[Asterisk-Users] yet another question on DID trunks

david david at atcomm.com
Wed Jan 7 14:57:45 MST 2004


> I'm still trying to examine a DID solution for this customer but don't
> understand how a single trunk (whatever that is--I assumed just a single
> pair of wires like a POTS line, but I'm thinking now it must not be) can
> support multiple (incoming) phones calls.

As another attempt to help clarify this, I can add that DID is a service you subscribe to with your local carrier as a range of numbers that are shared over a smaller number of physical DID trunks brought into your premise by the carrier.  For example, you might buy a block of 50 numbers ranging from 650-555-5200 to 650-555-5249 and subscribe to 5 DID circuits.  
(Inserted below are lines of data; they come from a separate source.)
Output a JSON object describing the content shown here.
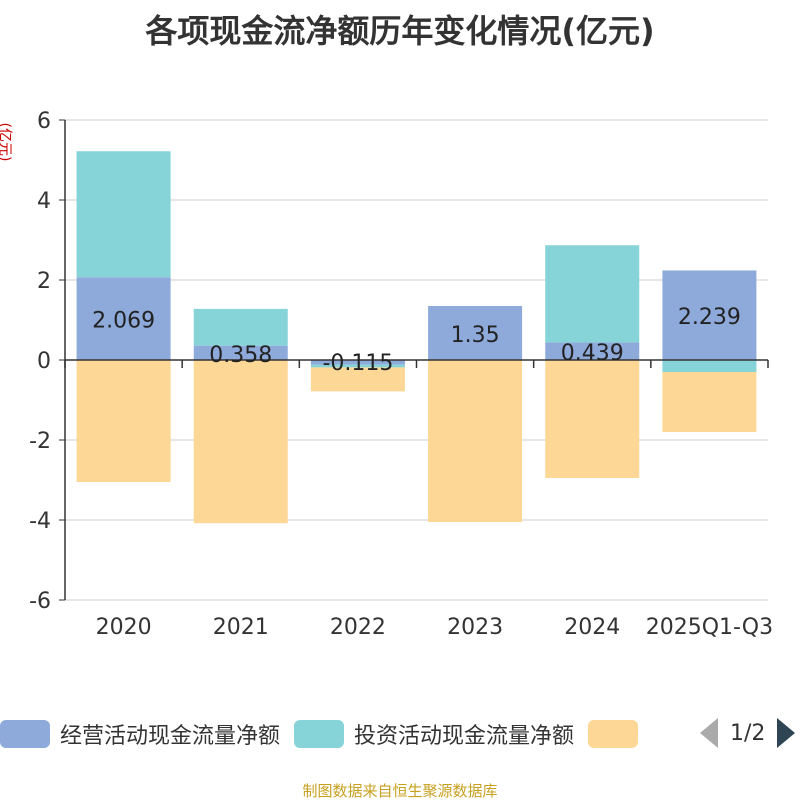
{
  "chart_data": {
    "type": "bar",
    "stacked": true,
    "title": "各项现金流净额历年变化情况(亿元)",
    "ylabel": "(亿元)",
    "ylim": [
      -6,
      6
    ],
    "yticks": [
      6,
      4,
      2,
      0,
      -2,
      -4,
      -6
    ],
    "categories": [
      "2020",
      "2021",
      "2022",
      "2023",
      "2024",
      "2025Q1-Q3"
    ],
    "series": [
      {
        "name": "经营活动现金流量净额",
        "color": "#8eaadb",
        "values": [
          2.069,
          0.358,
          -0.115,
          1.35,
          0.439,
          2.239
        ],
        "labels": [
          "2.069",
          "0.358",
          "-0.115",
          "1.35",
          "0.439",
          "2.239"
        ]
      },
      {
        "name": "投资活动现金流量净额",
        "color": "#87d4d8",
        "values": [
          3.15,
          0.92,
          -0.07,
          0.0,
          2.43,
          -0.3
        ]
      },
      {
        "name": "",
        "color": "#fdd796",
        "values": [
          -3.05,
          -4.08,
          -0.6,
          -4.05,
          -2.95,
          -1.5
        ]
      }
    ]
  },
  "legend": {
    "items": [
      {
        "name": "经营活动现金流量净额",
        "color": "#8eaadb"
      },
      {
        "name": "投资活动现金流量净额",
        "color": "#87d4d8"
      },
      {
        "name": "",
        "color": "#fdd796"
      }
    ],
    "page": "1/2"
  },
  "source": "制图数据来自恒生聚源数据库"
}
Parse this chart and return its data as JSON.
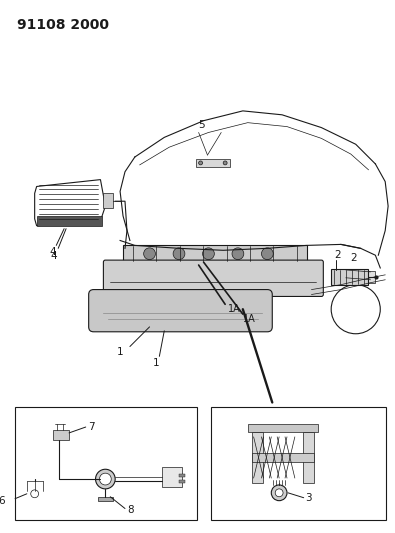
{
  "title": "91108 2000",
  "bg_color": "#ffffff",
  "line_color": "#1a1a1a",
  "title_fontsize": 10,
  "label_fontsize": 7.5,
  "fig_width": 3.95,
  "fig_height": 5.33,
  "dpi": 100
}
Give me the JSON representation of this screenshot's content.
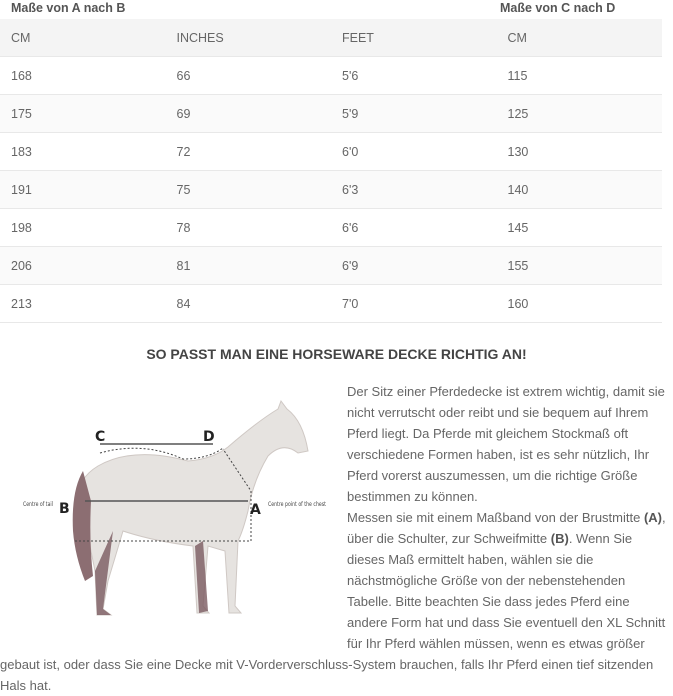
{
  "table": {
    "groups": [
      "Maße von A nach B",
      "Maße von C nach D"
    ],
    "headers": [
      "CM",
      "INCHES",
      "FEET",
      "CM"
    ],
    "rows": [
      [
        "168",
        "66",
        "5'6",
        "115"
      ],
      [
        "175",
        "69",
        "5'9",
        "125"
      ],
      [
        "183",
        "72",
        "6'0",
        "130"
      ],
      [
        "191",
        "75",
        "6'3",
        "140"
      ],
      [
        "198",
        "78",
        "6'6",
        "145"
      ],
      [
        "206",
        "81",
        "6'9",
        "155"
      ],
      [
        "213",
        "84",
        "7'0",
        "160"
      ]
    ]
  },
  "heading": "SO PASST MAN EINE HORSEWARE DECKE RICHTIG AN!",
  "figure": {
    "label_a": "A",
    "label_b": "B",
    "label_c": "C",
    "label_d": "D",
    "tail_label": "Centre of tail",
    "chest_label": "Centre point of the chest"
  },
  "text": {
    "p1": "Der Sitz einer Pferdedecke ist extrem wichtig, damit sie nicht verrutscht oder reibt und sie bequem auf Ihrem Pferd liegt. Da Pferde mit gleichem Stockmaß oft verschiedene Formen haben, ist es sehr nützlich, Ihr Pferd vorerst auszumessen, um die richtige Größe bestimmen zu können.",
    "p2a": "Messen sie mit einem Maßband von der Brustmitte ",
    "p2b": "(A)",
    "p2c": ", über die Schulter, zur Schweifmitte ",
    "p2d": "(B)",
    "p2e": ". Wenn Sie dieses Maß ermittelt haben, wählen sie die nächstmögliche Größe von der nebenstehenden Tabelle. Bitte beachten Sie dass jedes Pferd eine andere Form hat und dass Sie eventuell den XL Schnitt für Ihr Pferd wählen müssen, wenn es etwas größer gebaut ist, oder dass Sie eine Decke mit V-Vorderverschluss-System brauchen, falls Ihr Pferd einen tief sitzenden Hals hat."
  }
}
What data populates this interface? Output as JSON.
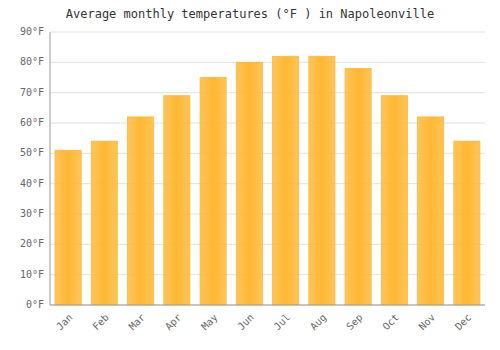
{
  "chart_data": {
    "type": "bar",
    "title": "Average monthly temperatures (°F ) in Napoleonville",
    "categories": [
      "Jan",
      "Feb",
      "Mar",
      "Apr",
      "May",
      "Jun",
      "Jul",
      "Aug",
      "Sep",
      "Oct",
      "Nov",
      "Dec"
    ],
    "values": [
      51,
      54,
      62,
      69,
      75,
      80,
      82,
      82,
      78,
      69,
      62,
      54
    ],
    "color": "#FFB732",
    "ylim": [
      0,
      90
    ],
    "yticks": [
      {
        "value": 0,
        "label": "0°F"
      },
      {
        "value": 10,
        "label": "10°F"
      },
      {
        "value": 20,
        "label": "20°F"
      },
      {
        "value": 30,
        "label": "30°F"
      },
      {
        "value": 40,
        "label": "40°F"
      },
      {
        "value": 50,
        "label": "50°F"
      },
      {
        "value": 60,
        "label": "60°F"
      },
      {
        "value": 70,
        "label": "70°F"
      },
      {
        "value": 80,
        "label": "80°F"
      },
      {
        "value": 90,
        "label": "90°F"
      }
    ],
    "grid": true
  }
}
A special signalling method over these trunks delivers the actual number that was dialed (the last 4 digits) to the PBX on each inbound call. This is not the same as ANI.  This is information on the called number, not the calling number.   The PBX then interprets the dialed number information and rings the proper station.  That is a general description of how the classic DID service works over inband/analog signalling.  Each DID circuit can only handle 1 incoming call at a time.  Pure DID circuits are used only for inbound calls, not outbound.

Variations on this exist in the digital signalling to support the same result (ringing a specific phone with 10-digits over shared trunks).  You can do this with ISDN or T1 or Inward 800 service (aka DNIS) or other means.  In some of these cases, the same lines may be used for 2-way traffic (inbound and outbound).  None of these are the same services from the carrier and don't interface with the PBX the same way. They all have a much different pricing structure ranging from, say, $50/mo per DID line, to hundreds or thousands per month for T1 or ISDN PRI (24 or 23 channels).